Hukuk Mahkemeleri Kanunu’nun 401. maddesinde, noterlerin, Noterler Kanunu’nun 61. maddesi çerçevesinde yapmış oldukları olgu ve durum tespitlerinin saklı olduğu hususuna vurgu yapıldığını belirten Köse, “Bu çerçevede, bir kamu hizmeti gören ve son derece donanımlı resmi görevli konumunda bulunan noterlerin, Noterlik Kanunu’nun 61. Maddesi hükmü çerçevesinde, yapmış oldukları tespit işlemlerini içeren ve aynı Kanununun 82. maddesi son fıkrası uyarınca, aksi ispat edilinceye kadar içerikleri doğru kabul edilen tutanakların, mahkemelerde, inandırıcılık ve güvenilirlik açısından, yani ispat ölçüsü bağlamında, takdiri delillerden daha üstün bir güce sahip olacağı ve bu suretle yargı organlarının işini de önemli ölçüde kolaylaştırabileceği hususunun göz ardı edilmesi gerektiğini söyledi. Köse, “Türk noterinin tüm Avrupa, Orta ve Güney Amerika ülkelerinde meslektaşlarıma verilmiş olan gayrimenkul alım-satım ve aynı haklara ilişkin ipotek tesisi, sükna, irtifak hakkı kurulması ve bunun gibi çok önemli hukuki işleri yapmalarının zamanı gelmiştir” dedi.

Köse, devlette küçülmenin öngörüldüğü, özelleştirmenin hızlandığı, bürokrasiyi en aza indirme çalışmalarının ve Avrupa Birliği’ne uyum yasalarının hızla hayata geçirildiği, yabancılara mülk satışlarının yasalarla tekrar düzenlendiği bir zamanda Türk noterinin bu yetkiyle donatılması gerektiğini bildirdi. Köse, konuşmasında şunları kaydetti:

“Kimi çevrelerce, elektronik imza ile şilem yapılmaya başlandığı için noter onayının artık gereksiz olduğu gibi çok anlamsız ve yanlış beyanlarda bulunmaktadır. Noteri bertaraf edip bürokrasiyi azaltacağını, her işi bilişimle çözeceğini sananlara söylenecek en iyi cevap noterlerin noterlik hizmetlerinde bilişim sistemlerinin kullanımında önemli başarıdır. Bu konudaki değişim büyük hızla ve başarı ile gerçekleştirilmiştir.”

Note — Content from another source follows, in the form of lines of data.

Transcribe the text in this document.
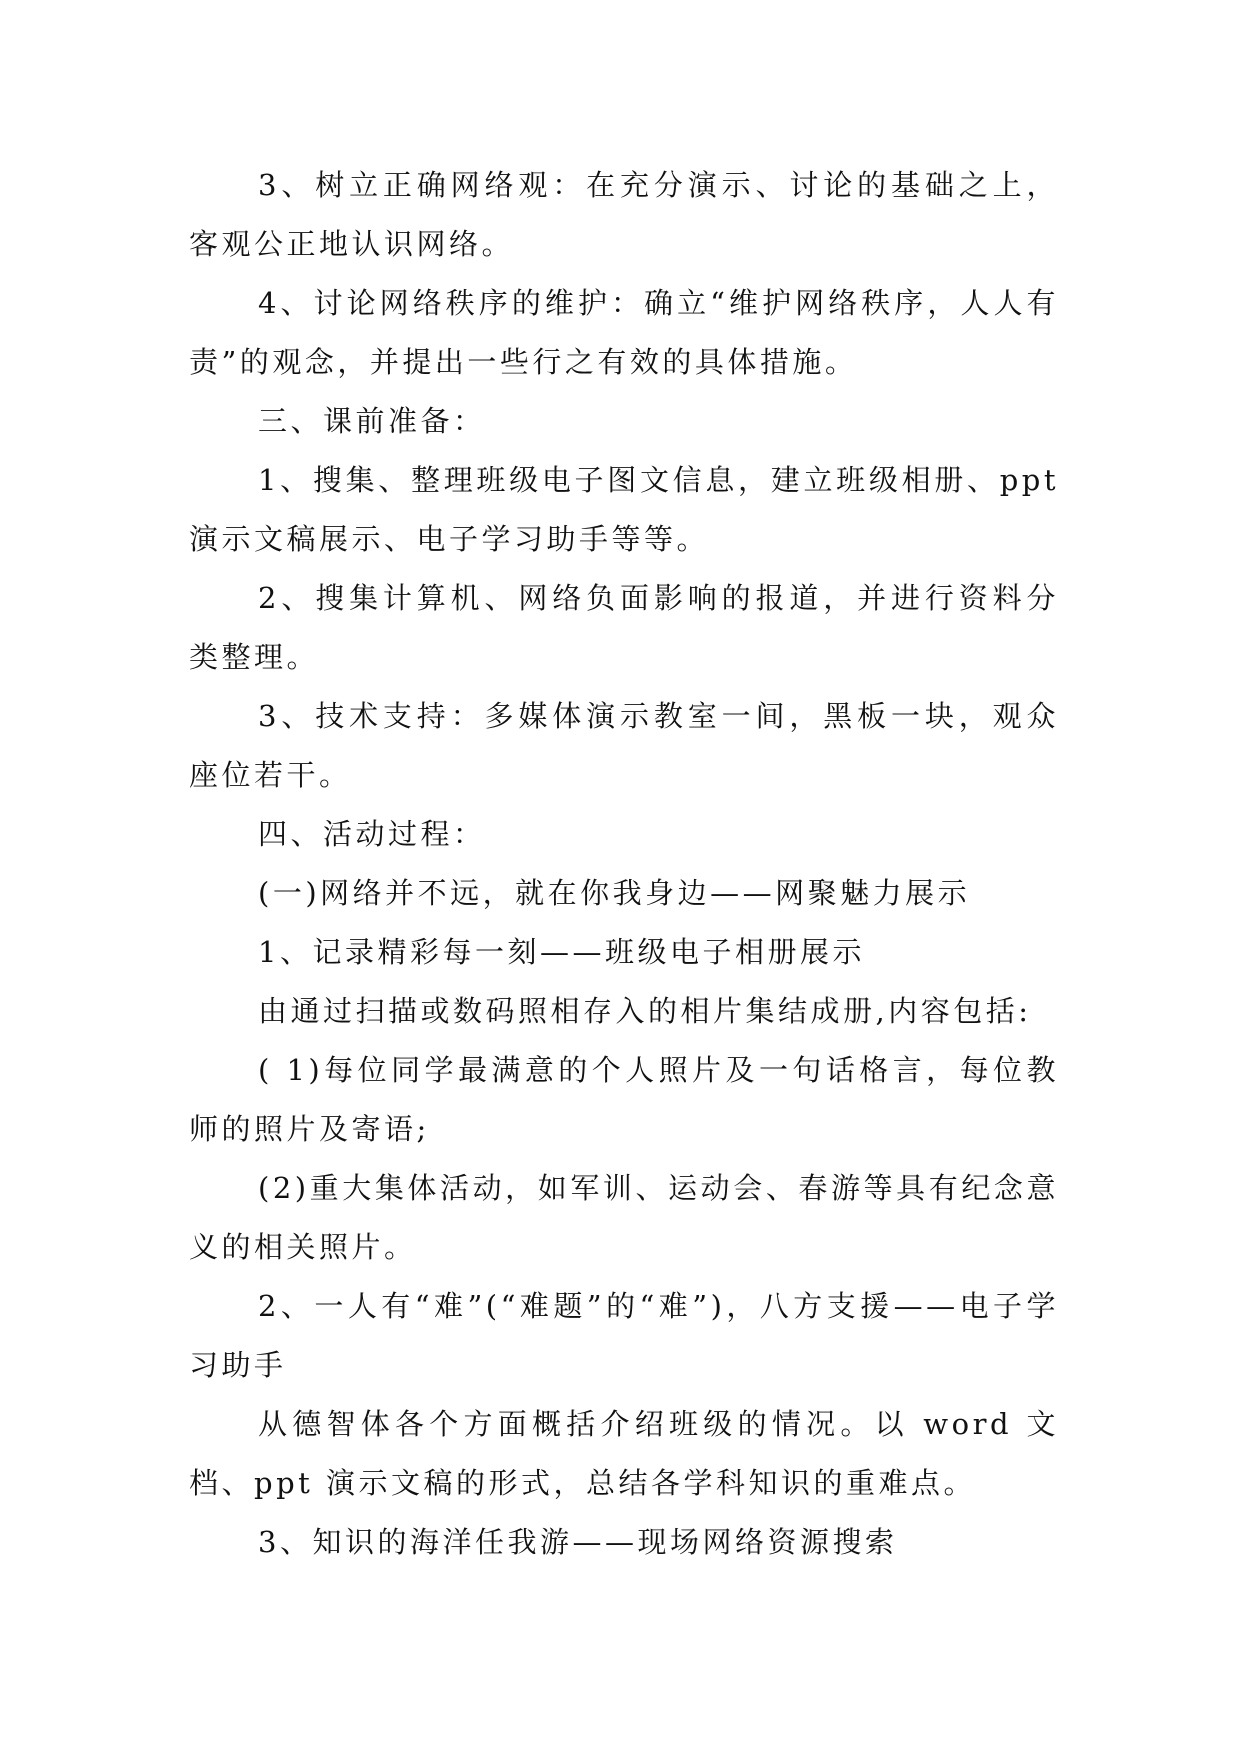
3、树立正确网络观：在充分演示、讨论的基础之上，客观公正地认识网络。

4、讨论网络秩序的维护：确立“维护网络秩序，人人有责”的观念，并提出一些行之有效的具体措施。

三、课前准备：

1、搜集、整理班级电子图文信息，建立班级相册、ppt演示文稿展示、电子学习助手等等。

2、搜集计算机、网络负面影响的报道，并进行资料分类整理。

3、技术支持：多媒体演示教室一间，黑板一块，观众座位若干。

四、活动过程：

(一)网络并不远，就在你我身边——网聚魅力展示

1、记录精彩每一刻——班级电子相册展示

由通过扫描或数码照相存入的相片集结成册,内容包括:

( 1)每位同学最满意的个人照片及一句话格言，每位教师的照片及寄语;

(2)重大集体活动，如军训、运动会、春游等具有纪念意义的相关照片。

2、一人有“难”(“难题”的“难”)，八方支援——电子学习助手

从德智体各个方面概括介绍班级的情况。以 word 文档、ppt 演示文稿的形式，总结各学科知识的重难点。

3、知识的海洋任我游——现场网络资源搜索
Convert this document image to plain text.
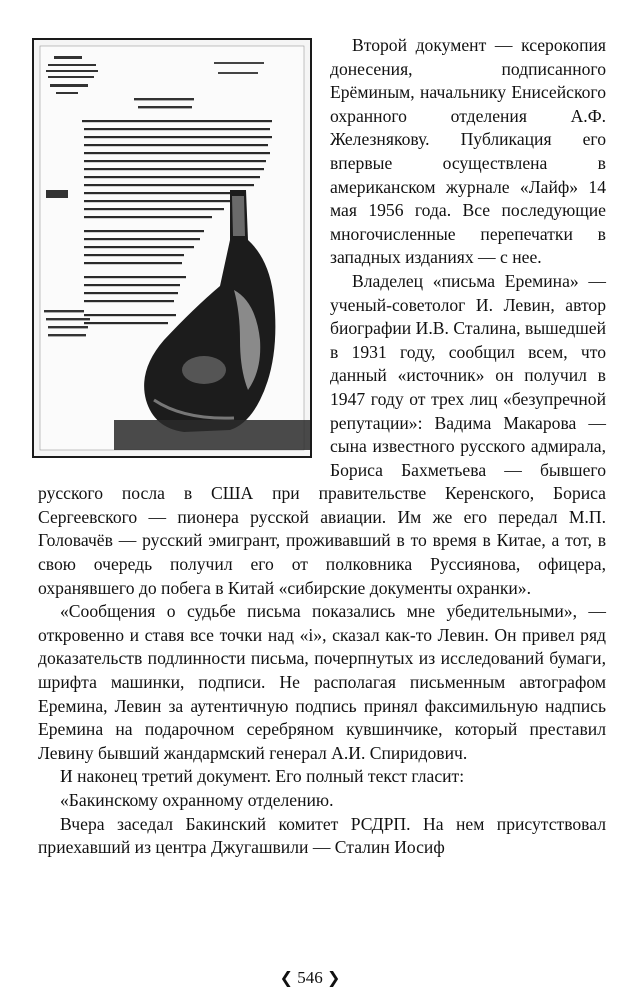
Второй документ — ксерокопия донесения, подписанного Ерёминым, начальнику Енисейского охранного отделения А.Ф. Железнякову. Публикация его впервые осуществлена в американском журнале «Лайф» 14 мая 1956 года. Все последующие многочисленные перепечатки в западных изданиях — с нее.

Владелец «письма Еремина» — ученый-советолог И. Левин, автор биографии И.В. Сталина, вышедшей в 1931 году, сообщил всем, что данный «источник» он получил в 1947 году от трех лиц «безупречной репутации»: Вадима Макарова — сына известного русского адмирала, Бориса Бахметьева — бывшего русского посла в США при правительстве Керенского, Бориса Сергеевского — пионера русской авиации. Им же его передал М.П. Головачёв — русский эмигрант, проживавший в то время в Китае, а тот, в свою очередь получил его от полковника Руссиянова, офицера, охранявшего до побега в Китай «сибирские документы охранки».

«Сообщения о судьбе письма показались мне убедительными», — откровенно и ставя все точки над «i», сказал как-то Левин. Он привел ряд доказательств подлинности письма, почерпнутых из исследований бумаги, шрифта машинки, подписи. Не располагая письменным автографом Еремина, Левин за аутентичную подпись принял факсимильную надпись Еремина на подарочном серебряном кувшинчике, который преставил Левину бывший жандармский генерал А.И. Спиридович.

И наконец третий документ. Его полный текст гласит:

«Бакинскому охранному отделению.

Вчера заседал Бакинский комитет РСДРП. На нем присутствовал приехавший из центра Джугашвили — Сталин Иосиф

❮ 546 ❯
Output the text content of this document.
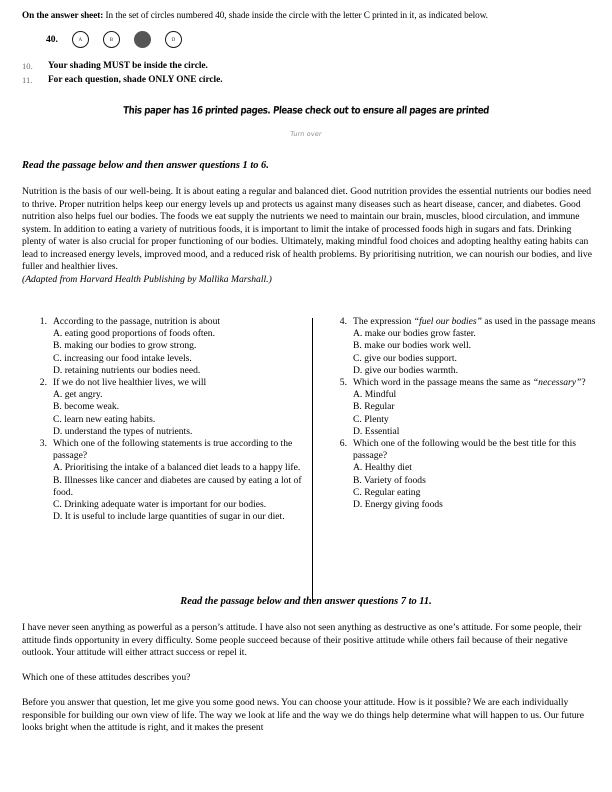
On the answer sheet: In the set of circles numbered 40, shade inside the circle with the letter C printed in it, as indicated below.
40.	A	B	D
10.	Your shading MUST be inside the circle.
11.	For each question, shade ONLY ONE circle.
This paper has 16 printed pages. Please check out to ensure all pages are printed
Turn over
Read the passage below and then answer questions 1 to 6.
Nutrition is the basis of our well-being. It is about eating a regular and balanced diet. Good nutrition provides the essential nutrients our bodies need to thrive. Proper nutrition helps keep our energy levels up and protects us against many diseases such as heart disease, cancer, and diabetes. Good nutrition also helps fuel our bodies. The foods we eat supply the nutrients we need to maintain our brain, muscles, blood circulation, and immune system. In addition to eating a variety of nutritious foods, it is important to limit the intake of processed foods high in sugars and fats. Drinking plenty of water is also crucial for proper functioning of our bodies. Ultimately, making mindful food choices and adopting healthy eating habits can lead to increased energy levels, improved mood, and a reduced risk of health problems. By prioritising nutrition, we can nourish our bodies, and live fuller and healthier lives.
(Adapted from Harvard Health Publishing by Mallika Marshall.)
1. According to the passage, nutrition is about
A. eating good proportions of foods often.
B. making our bodies to grow strong.
C. increasing our food intake levels.
D. retaining nutrients our bodies need.
2. If we do not live healthier lives, we will
A. get angry.
B. become weak.
C. learn new eating habits.
D. understand the types of nutrients.
3. Which one of the following statements is true according to the passage?
A. Prioritising the intake of a balanced diet leads to a happy life.
B. Illnesses like cancer and diabetes are caused by eating a lot of food.
C. Drinking adequate water is important for our bodies.
D. It is useful to include large quantities of sugar in our diet.
4. The expression “fuel our bodies” as used in the passage means
A. make our bodies grow faster.
B. make our bodies work well.
C. give our bodies support.
D. give our bodies warmth.
5. Which word in the passage means the same as “necessary”?
A. Mindful
B. Regular
C. Plenty
D. Essential
6. Which one of the following would be the best title for this passage?
A. Healthy diet
B. Variety of foods
C. Regular eating
D. Energy giving foods
Read the passage below and then answer questions 7 to 11.

I have never seen anything as powerful as a person’s attitude. I have also not seen anything as destructive as one’s attitude. For some people, their attitude finds opportunity in every difficulty. Some people succeed because of their positive attitude while others fail because of their negative outlook. Your attitude will either attract success or repel it.

Which one of these attitudes describes you?

Before you answer that question, let me give you some good news. You can choose your attitude. How is it possible? We are each individually responsible for building our own view of life. The way we look at life and the way we do things help determine what will happen to us. Our future looks bright when the attitude is right, and it makes the present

Eski Adalet Bakanı Hikmet Sami Türk ise, genel kurulun özel bir anlamı olduğunu belirterek, “Şu sıralarda Türkiye 6. Anayasasını yapmak üzeredir. Bu anayasada nelerin yer alması gerektiği konusunda birçok insan düşüncelerini dile getirmiştir” dedi.

Zaman zaman bu sürecin içinde olanların bazı açıklamalarda bulunduğunu hatırlatan Türk, bu yeni anayasada çok önemli değişikliklerin yapılmasının istendiğini söyledi. Türk, “Anayasada Türkiye cumhuriyetinin değişmez nitelikleri olarak yer alan hükümlerin değişip değişmeyeceği tartışma konusudur. Adına yeni bir anayasa dense de yapılacak olan bir anayasa değişikliğidir. Bu anayasa değişikliği için anayasada yer alan bütün hükümler uygulanmak zorundadır” diye konuştu.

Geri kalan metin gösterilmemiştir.